# Teaching fry to eat flakes.



## mand (Nov 19, 2010)

I think i read on here somewhere that putting a newborn baby guppy in with the Betta fry will help the fry eat crushed flakes. They follow the guppy's example. Is this true?
I just managed to catch a newborn guppy from my community tank, first time i've managed to catch one as the female bettas get them before i do. It looks about the same size as the Betta fry. So is it safe to add in with the Betta fry? will it help them to accept non live food? Anybody tried this?


----------



## indjo (Jun 6, 2010)

If the guppy is smaller than the betta, it is safe to put them together. But IME most betta fry won't eat flakes (or pelets). I've often tried this hoping the betta's will eat man made food. But the fact is, the guppies will out ..... eat .... guppies would eat anything. Perhaps if you only used one or two guppy fry it would work.

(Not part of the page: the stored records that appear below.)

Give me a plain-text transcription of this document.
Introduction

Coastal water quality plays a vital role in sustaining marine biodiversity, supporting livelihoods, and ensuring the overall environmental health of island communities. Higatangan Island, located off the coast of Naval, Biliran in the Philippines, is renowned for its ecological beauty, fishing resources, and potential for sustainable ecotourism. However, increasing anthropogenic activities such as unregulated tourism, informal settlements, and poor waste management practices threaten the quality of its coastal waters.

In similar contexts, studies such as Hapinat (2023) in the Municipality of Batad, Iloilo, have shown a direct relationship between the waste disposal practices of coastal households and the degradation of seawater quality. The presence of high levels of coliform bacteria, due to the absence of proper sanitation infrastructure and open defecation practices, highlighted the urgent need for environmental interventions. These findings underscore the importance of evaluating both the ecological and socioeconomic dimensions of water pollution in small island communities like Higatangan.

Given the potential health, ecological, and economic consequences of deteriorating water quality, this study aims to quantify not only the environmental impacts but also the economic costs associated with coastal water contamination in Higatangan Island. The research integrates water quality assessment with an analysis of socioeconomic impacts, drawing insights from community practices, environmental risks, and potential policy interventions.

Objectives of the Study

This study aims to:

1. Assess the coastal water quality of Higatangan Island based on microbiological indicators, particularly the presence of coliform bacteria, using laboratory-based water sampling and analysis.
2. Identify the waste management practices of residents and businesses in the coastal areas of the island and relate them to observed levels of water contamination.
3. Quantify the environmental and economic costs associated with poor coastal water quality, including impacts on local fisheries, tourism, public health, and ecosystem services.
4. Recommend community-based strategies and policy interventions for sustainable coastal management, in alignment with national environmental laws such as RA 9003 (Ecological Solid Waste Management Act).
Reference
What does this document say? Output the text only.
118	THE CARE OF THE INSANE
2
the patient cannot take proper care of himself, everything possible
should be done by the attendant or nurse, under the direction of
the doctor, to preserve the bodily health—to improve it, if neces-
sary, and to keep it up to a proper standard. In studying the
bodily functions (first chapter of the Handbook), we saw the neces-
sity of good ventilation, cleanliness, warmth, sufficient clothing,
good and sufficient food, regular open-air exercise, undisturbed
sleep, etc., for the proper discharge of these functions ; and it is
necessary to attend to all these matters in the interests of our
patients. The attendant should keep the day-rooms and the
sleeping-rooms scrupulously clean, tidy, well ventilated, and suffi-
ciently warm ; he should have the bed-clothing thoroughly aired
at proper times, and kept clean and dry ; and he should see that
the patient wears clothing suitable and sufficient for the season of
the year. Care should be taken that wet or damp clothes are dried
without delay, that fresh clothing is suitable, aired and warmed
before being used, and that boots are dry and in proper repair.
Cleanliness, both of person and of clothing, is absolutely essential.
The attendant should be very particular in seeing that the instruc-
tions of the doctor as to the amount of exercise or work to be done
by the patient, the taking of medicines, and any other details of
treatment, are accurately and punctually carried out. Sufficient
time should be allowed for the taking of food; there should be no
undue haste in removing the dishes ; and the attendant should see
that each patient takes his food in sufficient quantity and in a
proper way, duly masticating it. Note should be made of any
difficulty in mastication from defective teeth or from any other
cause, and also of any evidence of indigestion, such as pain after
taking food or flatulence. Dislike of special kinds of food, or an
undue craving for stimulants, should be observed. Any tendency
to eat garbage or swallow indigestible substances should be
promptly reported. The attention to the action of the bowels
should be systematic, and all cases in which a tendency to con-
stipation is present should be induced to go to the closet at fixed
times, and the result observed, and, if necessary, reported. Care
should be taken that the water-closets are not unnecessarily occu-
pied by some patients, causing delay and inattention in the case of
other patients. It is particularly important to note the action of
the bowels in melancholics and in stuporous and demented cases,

Perhaps it's best to wait another month before you introduce non living food (if they're as big as a guppy fry). I usually give very small amounts of non living foods with also a small amount of living food. Then I add more non living and reduce the living food as the fry are more used to them.

If you ever try this, keep us posted on how it goes.


----------



## mand (Nov 19, 2010)

Thanks indjo, i've managed to catch 3 guppy fry so i'm going to give it a go. Now that i've compared sizes the betta fry are definantly larger than the guppy's.


----------



## Oldfishlady (Mar 1, 2010)

After reading about an experiment by a Betta breeder years ago and how she seen a marked improvement in Betta fry growth and change in eating habits when she added guppy fry to the Betta fry grow-out tank...I had to try it myself......and I have to say I did see a slight change...the Betta fry are forced to become more active and be more aggressive at feeding time if they want to eat and would eat the crushed flakes earlier or at a younger age and they did seem to grow a bit faster than their siblings in a different tank...the guppy fry need to be smaller than the Betta fry to start and exchanged on a regular basis because the guppies did out-grow the Bettas

I noticed this behavior with Betta fry in a different setting too-when I kept the male and female long term with their fry for multi spawns....when I fed my homemade food he would blow some of the food out his gills and mouth and the fry would eat this non-live food at a younger age...I can't really say he was feeding his fry....but it sure looked like it...lol.....


----------



## mand (Nov 19, 2010)

Thanks Oldfishlady, i'm going to add them in with the Betta fry and see how it goes.


----------



## leeb62 (Oct 22, 2010)

I have also tried this with my black plantium frys and it does help the betta fry get used to other foods. Good luck though.


----------



## indjo (Jun 6, 2010)

You guys are lucky - your betta fry would eat man made food. In my experience with guppy fry as "teachers" most betta fry loose in the struggle for food and die or become very small. But then again I usually put in a whole batch or two. I should try putting in only a few of them........


----------



## leeb62 (Oct 22, 2010)

Yeah, I only used 1 guppy fry with my 3 babies and the guppy fry helped my 3 get used to the first bite. I was feeding them bbs and they only touch that until I added the guppy in and he was eating anything so they just copy him lol it was funny watching it.


----------



## Dragonlady (Nov 29, 2010)

The majority of betta fry will accept non-live foods better after at least 3 weeks old. Pulverized pellets and crushed flake are usually accepted by all betta fry by 4 weeks old.


----------